Picocon (so named because it is fairly small) is a science fiction and fantasy convention run annually by the Imperial College Science Fiction and Fantasy and Gothic Horror Society (ICSF). It’s designed to be handy for students and fans based in the London area, but in practice quite a few people seem to travel long distances in order to attend, and come back year after year.
I was the first act on the Saturday, and since the theme of this year’s con was ‘duality’ I decided to focus upon Cuckoo Song, and held forth about doppelgangers, doubles and changelings.

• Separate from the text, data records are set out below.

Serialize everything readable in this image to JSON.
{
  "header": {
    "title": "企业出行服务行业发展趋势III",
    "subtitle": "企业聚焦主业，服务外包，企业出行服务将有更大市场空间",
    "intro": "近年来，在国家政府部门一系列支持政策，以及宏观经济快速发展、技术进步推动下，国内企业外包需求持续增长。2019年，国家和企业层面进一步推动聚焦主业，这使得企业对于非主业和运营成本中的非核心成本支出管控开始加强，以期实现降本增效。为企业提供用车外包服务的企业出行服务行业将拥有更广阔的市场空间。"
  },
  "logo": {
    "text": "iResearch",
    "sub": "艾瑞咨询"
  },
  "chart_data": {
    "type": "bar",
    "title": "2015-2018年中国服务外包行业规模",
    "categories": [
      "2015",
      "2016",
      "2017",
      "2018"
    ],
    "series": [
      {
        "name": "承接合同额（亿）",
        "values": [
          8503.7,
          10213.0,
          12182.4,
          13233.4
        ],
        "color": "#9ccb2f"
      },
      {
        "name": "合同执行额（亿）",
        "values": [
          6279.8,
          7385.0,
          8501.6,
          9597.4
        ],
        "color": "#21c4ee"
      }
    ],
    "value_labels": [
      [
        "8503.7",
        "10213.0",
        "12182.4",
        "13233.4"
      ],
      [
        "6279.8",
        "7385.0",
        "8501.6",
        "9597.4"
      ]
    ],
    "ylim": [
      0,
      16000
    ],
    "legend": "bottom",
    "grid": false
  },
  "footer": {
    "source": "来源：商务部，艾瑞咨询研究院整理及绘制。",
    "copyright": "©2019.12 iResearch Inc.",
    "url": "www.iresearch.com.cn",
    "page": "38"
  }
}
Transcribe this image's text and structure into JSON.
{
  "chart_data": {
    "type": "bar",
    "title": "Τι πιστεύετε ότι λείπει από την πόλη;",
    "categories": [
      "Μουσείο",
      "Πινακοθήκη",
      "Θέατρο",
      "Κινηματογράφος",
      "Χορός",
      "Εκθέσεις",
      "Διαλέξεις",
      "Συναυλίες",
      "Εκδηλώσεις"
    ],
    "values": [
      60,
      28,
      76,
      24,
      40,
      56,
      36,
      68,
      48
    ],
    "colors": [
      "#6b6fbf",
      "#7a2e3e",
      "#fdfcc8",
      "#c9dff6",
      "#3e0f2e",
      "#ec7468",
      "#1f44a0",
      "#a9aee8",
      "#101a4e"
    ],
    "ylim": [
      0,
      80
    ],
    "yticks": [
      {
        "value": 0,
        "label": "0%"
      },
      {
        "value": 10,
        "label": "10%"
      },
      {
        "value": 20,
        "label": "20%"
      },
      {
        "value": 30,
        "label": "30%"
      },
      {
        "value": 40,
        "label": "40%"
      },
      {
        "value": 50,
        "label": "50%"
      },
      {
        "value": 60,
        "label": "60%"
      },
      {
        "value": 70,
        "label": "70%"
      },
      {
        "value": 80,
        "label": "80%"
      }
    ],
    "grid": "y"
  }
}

I was followed by the fearsomely eloquent Cory Doctorow, who talked about digital securiy, cryptography, surveillance and ways that one might lose personal control in a world based upon the Internet of Things. It was a fascinating talk and very entertaining.
Picocon’s fearless agents had hunted down some particularly reprehensible examples of tawdry merchandise. Such items were then paraded before the attendees, who could bid to save or condemn them (all money to charity). Those objects deemed irredeemably ugly or tacky were ceremonially frozen using liquid nitrogen and then smashed with a sledgehammer. Very satisfying.
In the afternoon I appeared on a panel with Cory, discussing dystopias, the benefits or dangers of writing groups, audience avatars, writing YA and how to be a subversive aunt/uncle.
On the Sunday, the guests of honour were Kari Sperring and Ian McDonald. As it happened, their speeches worked well as a pair (which fitted the theme of duality). Kari’s talk was about new ways of regarding history, challenging the accounts written by the ‘winners’, and avoiding mindless repetition of the dominant narrative when writing historical fiction. Ian’s speech was about new ways of regarding the future, the Long Now Foundation, and their desire to move away from mankind’s disastrous short-termism.
Both talks were very interesting, and their panel in the afternoon covered a lot of ground, including gender and the emergence of fictional futures shaped by cultures that weren’t American or European.
All in all, Picocon is a warm, friendly, welcoming convention, and they look after their Guests of Honour very well. Many thanks to Stephen Ingram and the other organisers. Thanks in particular to Noor Mulheron for chaperoning me throughout the con, and making sure that I was fed and watered and didn’t fall down any holes.